News and Comments that relate to the Hebrew Bible and to my posts on various ANE and Hebrew Bible related mailing lists - Yitzhak Sapir

Monday, February 27, 2006

Ashdod Museum Exhibit on Antiquities Theft

Ynet and a Israel Antiquities Authority press release (both Hebrew) reported on a new stolen antiquities exhibit at the Ashdod Museum two weeks ago. Following up to the recent confiscation of antiquities in a Jerusalem souvenir shop, here is a translation:

New Exhibit: Antiquities Theft in Israel
by David Hakohen

Some of the items were stolen from the above cave
Photo source: Israel Antiquities Authority
A new exhibit was opened recently at the Corine Maman Ashdod Museum, titled "Antiquities Theft in Israel," where ancient artifacts of all ages that have been confiscated by the Antiquities Theft Prevention Unit of the Israel Antiquities Authority are on display for the first time.
On display at the exhibit are dozens of items that have been stolen from Jewish burial caves of the Second Temple period, from sunk ships at the bottom of the sea, various pots and shards of the Byzantine period that were confiscated in a raid at the home antiquities thieves at Wadi Ara, glass items, clay lamps and jewelry that are typical of the Roman and Byzantine periods, and coin hoards and bronze utensils that were stolen from secret underground systems in the Bar-Kokhba period.

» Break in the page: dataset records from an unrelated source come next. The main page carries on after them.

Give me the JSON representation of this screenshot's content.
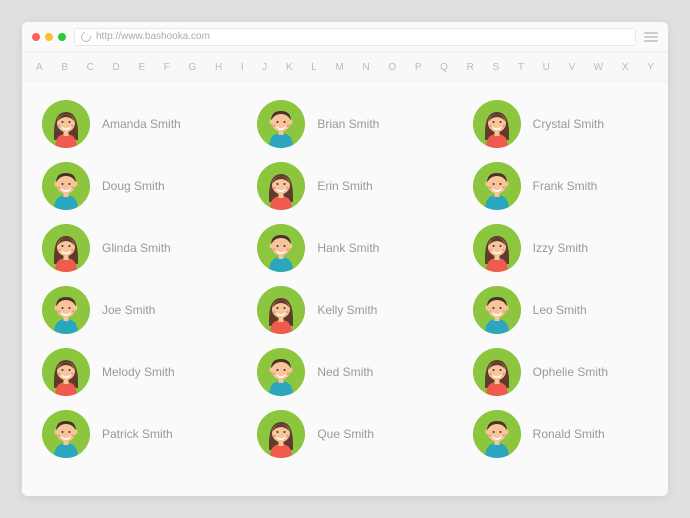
{
  "browser": {
    "url": "http://www.bashooka.com"
  },
  "alphabet": [
    "A",
    "B",
    "C",
    "D",
    "E",
    "F",
    "G",
    "H",
    "I",
    "J",
    "K",
    "L",
    "M",
    "N",
    "O",
    "P",
    "Q",
    "R",
    "S",
    "T",
    "U",
    "V",
    "W",
    "X",
    "Y"
  ],
  "contacts": [
    {
      "name": "Amanda Smith",
      "gender": "f"
    },
    {
      "name": "Brian Smith",
      "gender": "m"
    },
    {
      "name": "Crystal Smith",
      "gender": "f"
    },
    {
      "name": "Doug Smith",
      "gender": "m"
    },
    {
      "name": "Erin Smith",
      "gender": "f"
    },
    {
      "name": "Frank Smith",
      "gender": "m"
    },
    {
      "name": "Glinda Smith",
      "gender": "f"
    },
    {
      "name": "Hank Smith",
      "gender": "m"
    },
    {
      "name": "Izzy Smith",
      "gender": "f"
    },
    {
      "name": "Joe Smith",
      "gender": "m"
    },
    {
      "name": "Kelly Smith",
      "gender": "f"
    },
    {
      "name": "Leo Smith",
      "gender": "m"
    },
    {
      "name": "Melody Smith",
      "gender": "f"
    },
    {
      "name": "Ned Smith",
      "gender": "m"
    },
    {
      "name": "Ophelie Smith",
      "gender": "f"
    },
    {
      "name": "Patrick Smith",
      "gender": "m"
    },
    {
      "name": "Que Smith",
      "gender": "f"
    },
    {
      "name": "Ronald Smith",
      "gender": "m"
    }
  ],
  "colors": {
    "avatar_bg": "#8cc63f",
    "skin": "#f8c49a",
    "hair_f": "#5e3b2c",
    "shirt_f": "#ef5b4c",
    "hair_m": "#4a3328",
    "shirt_m": "#2aa7bf"
  }
}
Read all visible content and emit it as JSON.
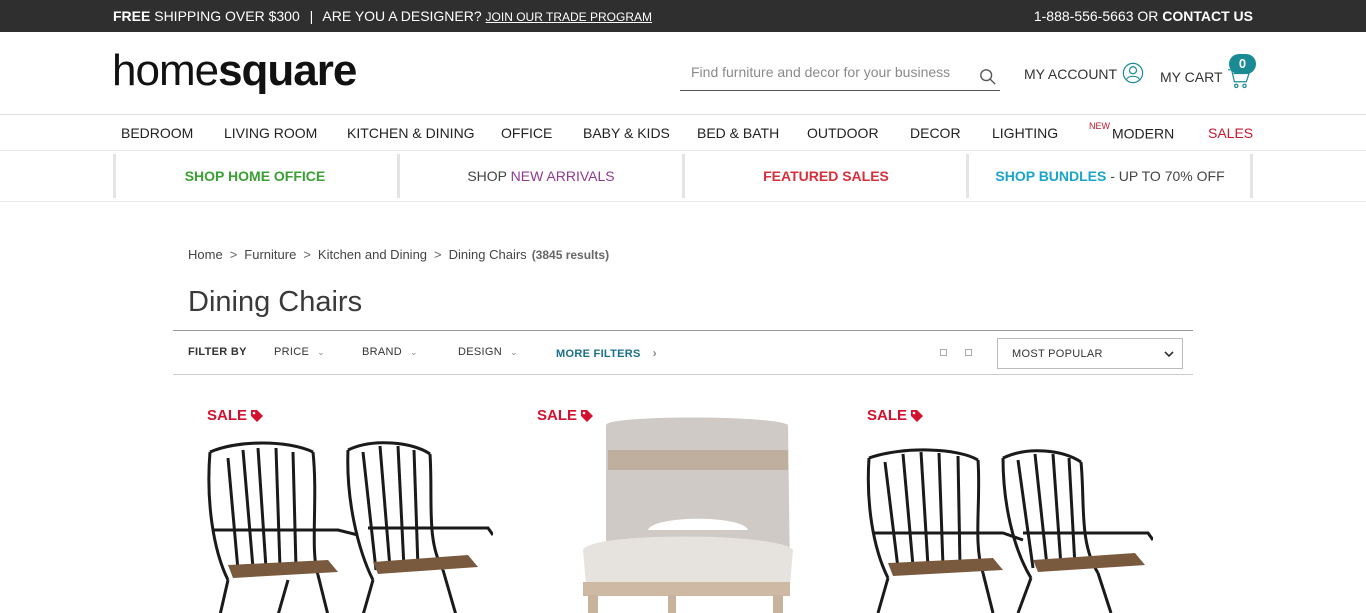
{
  "topbar": {
    "free": "FREE",
    "shipping": "SHIPPING OVER $300",
    "separator": "|",
    "designer": "ARE YOU A DESIGNER?",
    "trade_link": "JOIN OUR TRADE PROGRAM",
    "phone": "1-888-556-5663 OR",
    "contact": "CONTACT US"
  },
  "header": {
    "logo_light": "home",
    "logo_bold": "square",
    "search_placeholder": "Find furniture and decor for your business",
    "account_label": "MY ACCOUNT",
    "cart_label": "MY CART",
    "cart_count": "0"
  },
  "nav": {
    "items": [
      {
        "label": "BEDROOM"
      },
      {
        "label": "LIVING ROOM"
      },
      {
        "label": "KITCHEN & DINING"
      },
      {
        "label": "OFFICE"
      },
      {
        "label": "BABY & KIDS"
      },
      {
        "label": "BED & BATH"
      },
      {
        "label": "OUTDOOR"
      },
      {
        "label": "DECOR"
      },
      {
        "label": "LIGHTING"
      }
    ],
    "new_badge": "NEW",
    "modern": "MODERN",
    "sales": "SALES"
  },
  "promo": {
    "home_office": "SHOP HOME OFFICE",
    "new_arrivals_prefix": "SHOP",
    "new_arrivals": "NEW ARRIVALS",
    "featured_sales": "FEATURED SALES",
    "bundles": "SHOP BUNDLES",
    "bundles_suffix": "- UP TO 70% OFF"
  },
  "breadcrumb": {
    "items": [
      "Home",
      "Furniture",
      "Kitchen and Dining",
      "Dining Chairs"
    ],
    "separator": ">",
    "results": "(3845 results)"
  },
  "page_title": "Dining Chairs",
  "filters": {
    "filter_by": "FILTER BY",
    "price": "PRICE",
    "brand": "BRAND",
    "design": "DESIGN",
    "more_filters": "MORE FILTERS",
    "sort_value": "MOST POPULAR"
  },
  "products": [
    {
      "sale_label": "SALE"
    },
    {
      "sale_label": "SALE"
    },
    {
      "sale_label": "SALE"
    }
  ],
  "colors": {
    "topbar_bg": "#2f2f2f",
    "sale_red": "#d3122f",
    "cart_badge": "#1a8b95",
    "promo_green": "#3aa033",
    "promo_purple": "#8e3a92",
    "promo_red": "#d8303b",
    "promo_teal": "#1aa5c9",
    "link_teal": "#1a6f89"
  }
}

From the "World of the Philistines" exhibit
Photo source:www.ilmuseums.com
The exhibit illustrates the issue of antiquities theft in Israel with the artifacts and pictures: the phenomenon, the people, the thieves, the middlemen, the trade and the collectors. Furthermore, some of the texts deal with the Antiquities Law and its enforcement by the Israel Antiquities Authority. The Museum's curator, Yael Wiesel, noted that some of the artifacts are of unknown provenance.

The exhibit will be on display until June 2006, next to the regular exhibit, "The Philistine's World."

Ashdod News reports that among the displays will be a thief during arrest, an ancient marble column found in a private living room, ancient architectural items that were placed as part of a Caesarea home garden, and an ancient coin hoard imprinted with the figure of Alexander the Great of unknown provenance.